Biz bugünkü konumuza dönelim: Geçenlerde bir arkadaşım sohbetimiz esnasında çok sevdiği bir cümleyi benimle paylaştı: “Yürümeye devam et! Yol, insanı terbiye eder.” Ne kadar derin bir cümle… Hayat, Âşık Veysel’in harika şekilde tasvir ettiği gibi “uzun ince bir yol” ve biz de bu yolun yolcusuyuz. Aşağıdan yukarıdan bu yolun sonu görüldüğüne göre bu yolu nasıl yürüdüğümüz daha da önem kazanıyor. Hatalarımız, yaşadığımız zorluklar, başarabildiklerimiz, başaramadıklarımız… Bu yolda yürürken karşılaştığımız her ne varsa bizi onlar terbiye ediyor. Buradaki “terbiye” sözcüğü, TDK Sözlük’te geçen anlamıyla “eğitim” veya “görgü” anlamıyla birlikte bizi biz yapan tüm deneyimlerimizi de kapsıyor. Geniş anlamıyla düşünmek gerekiyor. 


Yolu yürümek, yürümeye devam edebilmek… Aldığımız darbeler sonucu düşsek de kalkıp yeniden yürümeye başlamak, pes etmemek, direnmek, direndikçe güçlenmek… Güçlenmenin sonucunda da terbiye edilmek… Bir daha düşmemeyi, düşsek de kalkıp yola devam edebilmeyi öğrenmek… “Rızkı veren” Huda’dan başka kimseye minnet etmemek… 
Peki ya pes edenler? Zorluklara dayanacak gücü kalmayıp pes edenler? Ülkemizde son zamanlarda artış gösteren bazı pes etmeler var ve bunun da sonucu ya depresyon ya da intihar oluyor maalesef. Bir araştırmaya göre Dünya’da her yıl yaklaşık 700 bin kişi intihar ediyor. İntihar edenlerin %80-85’i ise ya düşük ya da orta gelirli insanlar. 15-29 yaş aralığında ise intihar maalesef 4. ölüm sebebi.


TÜİK’in 2018 yılında yaptığı bir araştırmaya göre Türkiye’de her gün 9 kişi intihar ediyor.

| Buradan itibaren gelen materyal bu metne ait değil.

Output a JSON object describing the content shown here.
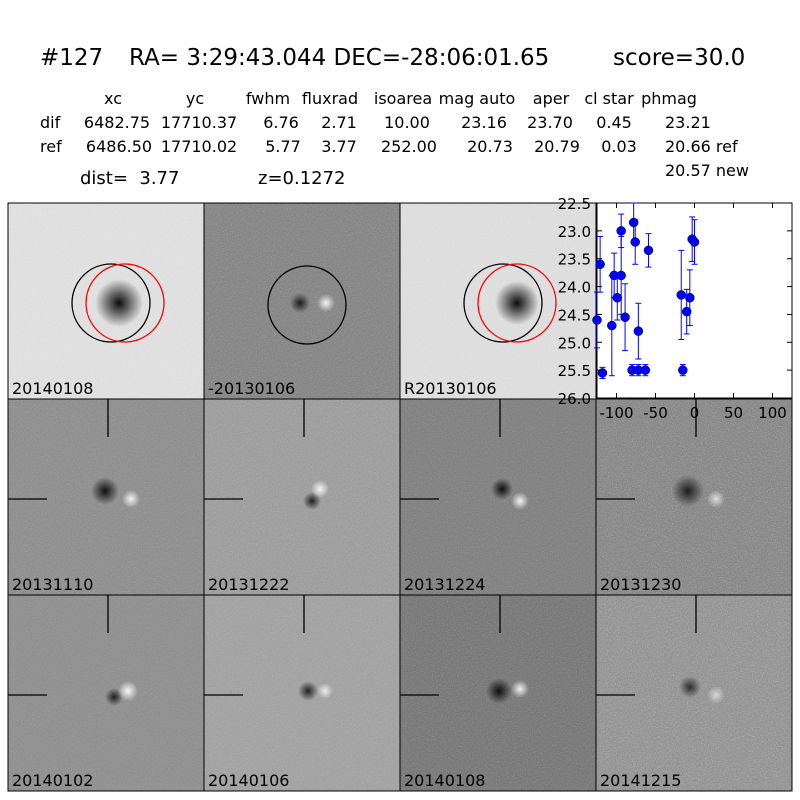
{
  "header": {
    "id": "#127",
    "coords": "RA= 3:29:43.044 DEC=-28:06:01.65",
    "score": "score=30.0"
  },
  "table": {
    "columns": [
      "xc",
      "yc",
      "fwhm",
      "fluxrad",
      "isoarea",
      "mag auto",
      "aper",
      "cl star",
      "phmag"
    ],
    "rows": [
      [
        "dif",
        "6482.75",
        "17710.37",
        "6.76",
        "2.71",
        "10.00",
        "23.16",
        "23.70",
        "0.45",
        "23.21"
      ],
      [
        "ref",
        "6486.50",
        "17710.02",
        "5.77",
        "3.77",
        "252.00",
        "20.73",
        "20.79",
        "0.03",
        "20.66 ref"
      ]
    ],
    "note": "20.57 new"
  },
  "info": {
    "dist": "dist=  3.77",
    "z": "z=0.1272"
  },
  "stamps": [
    {
      "label": "20140108"
    },
    {
      "label": "-20130106"
    },
    {
      "label": "R20130106"
    },
    {
      "label": "20131110"
    },
    {
      "label": "20131222"
    },
    {
      "label": "20131224"
    },
    {
      "label": "20131230"
    },
    {
      "label": "20140102"
    },
    {
      "label": "20140106"
    },
    {
      "label": "20140108",
      "color": "#ff0000"
    },
    {
      "label": "20141215"
    }
  ],
  "chart_data": {
    "type": "scatter",
    "x": [
      -125,
      -121,
      -118,
      -106,
      -103,
      -99,
      -94,
      -94,
      -89,
      -80,
      -78,
      -76,
      -72,
      -72,
      -63,
      -59,
      -17,
      -15,
      -10,
      -6,
      -3,
      0
    ],
    "series": [
      {
        "color": "#0000ff",
        "values": [
          24.6,
          23.6,
          25.55,
          24.7,
          23.8,
          24.2,
          23.0,
          23.8,
          24.55,
          25.5,
          22.85,
          23.2,
          25.5,
          24.8,
          25.5,
          23.35,
          24.15,
          25.5,
          24.45,
          24.2,
          23.15,
          23.2
        ],
        "errors": [
          0.5,
          0.5,
          0.1,
          0.9,
          0.4,
          0.4,
          0.3,
          0.7,
          0.6,
          0.1,
          0.35,
          0.4,
          0.1,
          0.5,
          0.1,
          0.3,
          0.8,
          0.1,
          0.4,
          0.5,
          0.4,
          0.4
        ]
      }
    ],
    "xlim": [
      -125,
      125
    ],
    "ylim": [
      26,
      22.5
    ],
    "xticks": [
      -100,
      -50,
      0,
      50,
      100
    ],
    "yticks": [
      22.5,
      {
        "value": 23,
        "label": "23.0"
      },
      23.5,
      {
        "value": 24,
        "label": "24.0"
      },
      24.5,
      {
        "value": 25,
        "label": "25.0"
      },
      25.5,
      {
        "value": 26,
        "label": "26.0"
      }
    ]
  }
}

Bu intiharların nedenleri ise geçim sıkıntısı, hastalıklar, ağır depresyon, toplum ve aile baskısı, ticari başarısızlık, hissi kişilik ve istediği kişiyle evlenememe olarak sıralanıyor. 2022 yılında yayımlanan istatistiğe göre ise en fazla intihar oranı Tunceli’de iken en az intihar oranı Gümüşhane’de. Sayısal verilerde ise İstanbul, en çok intihar vakasının yaşandığı şehir. Tabi bu istatistik verilerinin güvenilirliği de tartışılır. Çünkü “intihar” toplum tarafından kabul görmeyen ve üstü kapatılmaya çalışılan bir ölüm şekli. İstatistiklere “intihar” olarak yansıtılmayan ölümler de olabilir. Erkeklerin kadınlara göre daha fazla intihar ettiğini söylemek de mümkün.


Bu tatsız konuyu kapatmadan önce intihar düşüncesinin ve eyleminin bir sonuç olmadığını ve önlenebilir ölüm sebepleri arasında ilk sırada yer aldığını hatırlatmak istiyorum. Eğer böyle bir düşünceye sahipseniz ya da çevrenizde böyle bir düşünceye sahip biri varsa uzman psikologlardan, psikolojik danışmanlık merkezlerinden yardım istemeyi ertelemeyin ve göz ardı etmeyin. Siz önce kendiniz ve sevdikleriniz için çok değerlisiniz.
Bir iki gündür Dücane Cündioğlu’nun “Daire’ye Dair” adlı kitabını okuyorum. Dücane Cündioğlu; Türk-İslam felsefesi, dinler tarihi, mantık, dilbilim, yorumbilim gibi disiplinler üzerine kendini geliştirmiş ve felsefe, teoloji, psikoloji, tasavvuf, sanat, sinema gibi farklı alanlarda yazdığı felsefi denemeleriyle tanınan araştırmacı-yazardır. Okuduğum kitabının “Aşka Ermek” bölümünden bahsetmek istiyorum size.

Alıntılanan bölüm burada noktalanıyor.